ATLANTA – Georgia State University has approved a new undergraduate minor in entrepreneurship, the first offered at one of Georgia’s research universities.
The new minor, open to all eligible students at Georgia State, will be administered through the Entrepreneurship and Innovation Institute initiative at the J. Mack Robinson College of Business.
Beginning this summer semester with a preparatory course for non-Robinson majors, the new undergraduate minor in entrepreneurship will continue and be an option for all undergraduate majors beginning fall 2015. The minor is a five-course sequence aimed at equipping students with the knowledge needed to formulate, refine and test a start-up business.
“In developing this new minor, our goal is to provide substantive, experiential entrepreneurship education to undergraduates through a structured course sequence,” said Richard J. Welke, director of the Entrepreneurship and Innovation Institute initiative, who helped lead the effort to establish the new minor at Georgia State. “The knowledge students will gain will be a tremendous advantage regardless of their ultimate career path.”
“Through the minor in entrepreneurship undergraduates from across Georgia State can acquire the fundamental skills to help them create and lead companies and to fully participate in this dynamic sector of local, national and global economies,” added Richard D. Phillips, dean of the Robinson College of Business.
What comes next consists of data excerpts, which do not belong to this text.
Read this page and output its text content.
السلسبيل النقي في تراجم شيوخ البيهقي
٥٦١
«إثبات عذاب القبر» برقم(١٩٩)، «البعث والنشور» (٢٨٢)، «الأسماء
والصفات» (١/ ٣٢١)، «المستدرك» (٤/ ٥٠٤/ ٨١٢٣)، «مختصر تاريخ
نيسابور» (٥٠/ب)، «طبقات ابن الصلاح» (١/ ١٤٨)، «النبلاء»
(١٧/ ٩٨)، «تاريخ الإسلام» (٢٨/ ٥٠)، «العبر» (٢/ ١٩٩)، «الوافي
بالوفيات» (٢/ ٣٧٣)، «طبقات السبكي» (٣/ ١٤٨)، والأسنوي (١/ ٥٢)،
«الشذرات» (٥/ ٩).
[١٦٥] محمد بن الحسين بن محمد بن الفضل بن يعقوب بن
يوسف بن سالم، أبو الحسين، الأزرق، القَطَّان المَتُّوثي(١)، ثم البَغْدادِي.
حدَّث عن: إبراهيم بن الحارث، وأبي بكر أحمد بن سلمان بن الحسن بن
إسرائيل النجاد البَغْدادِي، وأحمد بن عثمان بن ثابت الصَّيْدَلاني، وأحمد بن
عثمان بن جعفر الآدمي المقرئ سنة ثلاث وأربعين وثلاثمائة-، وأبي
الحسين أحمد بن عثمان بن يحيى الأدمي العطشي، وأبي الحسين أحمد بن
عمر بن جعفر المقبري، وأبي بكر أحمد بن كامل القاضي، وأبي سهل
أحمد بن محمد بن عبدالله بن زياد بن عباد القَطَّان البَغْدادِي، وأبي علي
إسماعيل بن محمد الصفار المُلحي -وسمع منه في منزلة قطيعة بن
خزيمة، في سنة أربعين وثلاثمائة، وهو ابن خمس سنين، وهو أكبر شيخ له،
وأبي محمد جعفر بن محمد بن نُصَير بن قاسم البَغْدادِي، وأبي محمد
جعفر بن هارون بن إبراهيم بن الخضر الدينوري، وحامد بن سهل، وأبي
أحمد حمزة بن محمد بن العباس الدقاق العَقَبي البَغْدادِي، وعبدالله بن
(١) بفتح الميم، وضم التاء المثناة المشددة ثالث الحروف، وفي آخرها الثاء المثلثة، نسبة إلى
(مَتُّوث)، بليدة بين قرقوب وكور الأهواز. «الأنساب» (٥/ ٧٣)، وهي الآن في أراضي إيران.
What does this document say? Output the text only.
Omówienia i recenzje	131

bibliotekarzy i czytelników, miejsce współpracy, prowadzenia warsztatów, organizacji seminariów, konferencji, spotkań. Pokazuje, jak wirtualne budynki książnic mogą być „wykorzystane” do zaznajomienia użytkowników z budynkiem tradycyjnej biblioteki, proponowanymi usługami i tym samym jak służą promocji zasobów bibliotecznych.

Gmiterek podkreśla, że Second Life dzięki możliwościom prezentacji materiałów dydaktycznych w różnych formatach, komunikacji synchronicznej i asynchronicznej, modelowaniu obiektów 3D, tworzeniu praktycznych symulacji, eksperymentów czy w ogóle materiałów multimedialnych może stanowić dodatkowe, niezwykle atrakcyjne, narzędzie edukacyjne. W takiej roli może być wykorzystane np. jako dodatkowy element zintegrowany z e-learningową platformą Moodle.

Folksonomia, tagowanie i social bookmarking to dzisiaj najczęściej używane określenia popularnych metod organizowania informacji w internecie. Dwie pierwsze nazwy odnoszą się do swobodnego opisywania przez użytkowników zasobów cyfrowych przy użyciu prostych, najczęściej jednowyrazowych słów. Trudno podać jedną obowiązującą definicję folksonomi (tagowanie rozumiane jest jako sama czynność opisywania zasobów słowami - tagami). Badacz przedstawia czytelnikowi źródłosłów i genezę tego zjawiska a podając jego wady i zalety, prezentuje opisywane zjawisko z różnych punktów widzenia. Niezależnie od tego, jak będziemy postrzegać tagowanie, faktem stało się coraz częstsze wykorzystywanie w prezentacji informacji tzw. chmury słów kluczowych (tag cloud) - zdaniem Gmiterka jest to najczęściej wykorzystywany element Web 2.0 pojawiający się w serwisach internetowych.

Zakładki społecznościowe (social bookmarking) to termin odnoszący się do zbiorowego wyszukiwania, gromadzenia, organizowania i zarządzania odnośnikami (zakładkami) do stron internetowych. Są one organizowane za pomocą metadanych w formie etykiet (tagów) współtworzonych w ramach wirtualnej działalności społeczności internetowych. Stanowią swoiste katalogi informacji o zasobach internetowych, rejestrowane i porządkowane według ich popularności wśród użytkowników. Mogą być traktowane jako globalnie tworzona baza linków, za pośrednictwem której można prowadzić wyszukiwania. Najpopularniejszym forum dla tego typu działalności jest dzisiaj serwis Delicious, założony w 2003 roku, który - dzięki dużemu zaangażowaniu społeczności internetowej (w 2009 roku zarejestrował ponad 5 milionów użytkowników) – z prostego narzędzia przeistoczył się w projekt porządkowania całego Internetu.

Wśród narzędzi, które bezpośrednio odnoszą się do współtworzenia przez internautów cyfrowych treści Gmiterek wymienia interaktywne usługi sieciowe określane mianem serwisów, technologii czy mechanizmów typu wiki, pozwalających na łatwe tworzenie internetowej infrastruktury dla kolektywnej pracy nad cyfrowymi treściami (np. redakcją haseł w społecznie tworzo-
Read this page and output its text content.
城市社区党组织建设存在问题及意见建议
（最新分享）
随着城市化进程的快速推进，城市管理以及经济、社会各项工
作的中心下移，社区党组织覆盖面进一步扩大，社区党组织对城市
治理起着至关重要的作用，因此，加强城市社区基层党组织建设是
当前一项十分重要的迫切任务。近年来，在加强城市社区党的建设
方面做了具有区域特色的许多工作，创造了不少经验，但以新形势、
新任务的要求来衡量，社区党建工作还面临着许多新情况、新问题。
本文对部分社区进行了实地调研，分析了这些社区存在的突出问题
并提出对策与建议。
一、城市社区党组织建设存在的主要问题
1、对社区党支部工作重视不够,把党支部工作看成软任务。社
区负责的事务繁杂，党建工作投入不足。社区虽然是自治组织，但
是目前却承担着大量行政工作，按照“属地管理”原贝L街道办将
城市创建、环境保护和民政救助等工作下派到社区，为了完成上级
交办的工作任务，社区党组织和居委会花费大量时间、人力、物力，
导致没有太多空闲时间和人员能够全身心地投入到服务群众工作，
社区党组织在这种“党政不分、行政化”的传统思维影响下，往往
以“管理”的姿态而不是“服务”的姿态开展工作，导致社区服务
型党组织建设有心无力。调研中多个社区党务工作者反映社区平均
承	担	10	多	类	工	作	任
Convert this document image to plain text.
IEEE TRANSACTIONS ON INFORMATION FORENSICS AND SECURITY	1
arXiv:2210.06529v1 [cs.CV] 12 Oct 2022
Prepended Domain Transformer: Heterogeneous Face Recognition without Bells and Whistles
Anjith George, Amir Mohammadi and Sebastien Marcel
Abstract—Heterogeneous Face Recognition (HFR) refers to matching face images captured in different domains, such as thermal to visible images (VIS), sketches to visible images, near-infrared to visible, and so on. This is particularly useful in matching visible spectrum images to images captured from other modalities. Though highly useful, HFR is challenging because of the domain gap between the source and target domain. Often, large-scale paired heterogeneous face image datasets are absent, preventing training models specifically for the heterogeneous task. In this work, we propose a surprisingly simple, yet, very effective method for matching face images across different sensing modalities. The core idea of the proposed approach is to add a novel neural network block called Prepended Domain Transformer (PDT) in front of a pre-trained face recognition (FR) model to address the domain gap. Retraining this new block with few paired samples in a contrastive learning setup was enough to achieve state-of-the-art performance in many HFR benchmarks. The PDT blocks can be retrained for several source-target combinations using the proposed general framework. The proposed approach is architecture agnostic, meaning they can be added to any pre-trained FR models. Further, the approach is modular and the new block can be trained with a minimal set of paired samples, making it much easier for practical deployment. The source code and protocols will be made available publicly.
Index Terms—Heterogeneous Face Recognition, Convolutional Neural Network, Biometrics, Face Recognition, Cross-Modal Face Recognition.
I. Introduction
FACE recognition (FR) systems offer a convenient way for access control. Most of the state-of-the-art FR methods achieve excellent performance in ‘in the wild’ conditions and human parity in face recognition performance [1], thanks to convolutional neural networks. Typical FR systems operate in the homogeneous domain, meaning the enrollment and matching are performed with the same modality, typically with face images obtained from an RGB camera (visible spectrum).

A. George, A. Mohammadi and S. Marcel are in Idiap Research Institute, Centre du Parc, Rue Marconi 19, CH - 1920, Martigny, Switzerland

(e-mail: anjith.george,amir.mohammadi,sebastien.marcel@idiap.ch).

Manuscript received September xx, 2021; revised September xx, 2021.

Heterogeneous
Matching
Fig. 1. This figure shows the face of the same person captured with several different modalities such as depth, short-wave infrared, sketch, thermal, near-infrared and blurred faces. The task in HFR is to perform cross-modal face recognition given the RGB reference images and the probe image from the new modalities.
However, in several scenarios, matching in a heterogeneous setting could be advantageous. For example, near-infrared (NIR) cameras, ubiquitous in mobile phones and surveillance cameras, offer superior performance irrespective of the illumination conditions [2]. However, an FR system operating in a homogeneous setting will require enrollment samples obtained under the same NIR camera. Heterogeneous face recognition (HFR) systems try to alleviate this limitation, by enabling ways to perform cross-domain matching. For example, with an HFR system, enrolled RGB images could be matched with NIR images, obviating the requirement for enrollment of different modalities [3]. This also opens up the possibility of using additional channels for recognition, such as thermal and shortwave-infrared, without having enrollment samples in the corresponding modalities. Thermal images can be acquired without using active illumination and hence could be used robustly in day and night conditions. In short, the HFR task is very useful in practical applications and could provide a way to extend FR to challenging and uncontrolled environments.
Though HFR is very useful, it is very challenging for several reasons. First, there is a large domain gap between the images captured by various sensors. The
All Georgia State undergraduate students interested in the new minor must apply with an advisor in the Robinson Office of Undergraduate Advisement or the University Student Advisement Center. Students must complete an application to be admitted into the minor, and if eligibility criteria are met, they can begin enrolling in the courses.
The largest business school in the South and part of a major research institution, Georgia State University’s J. Mack Robinson College of Business has 200 faculty, 8,000 students and 75,000 alumni. With programs on five continents and students from 88 countries, the college is world-class and worldwide. Its part-time MBA is ranked among the best by the Bloomberg Businessweek and U.S. News & World Report, and its Executive MBA is on the Financial Times list of the world’s premier programs. Located in Atlanta, the Robinson College and Georgia State have produced more of Georgia’s top executives with graduate degrees than any other school in the Southeast.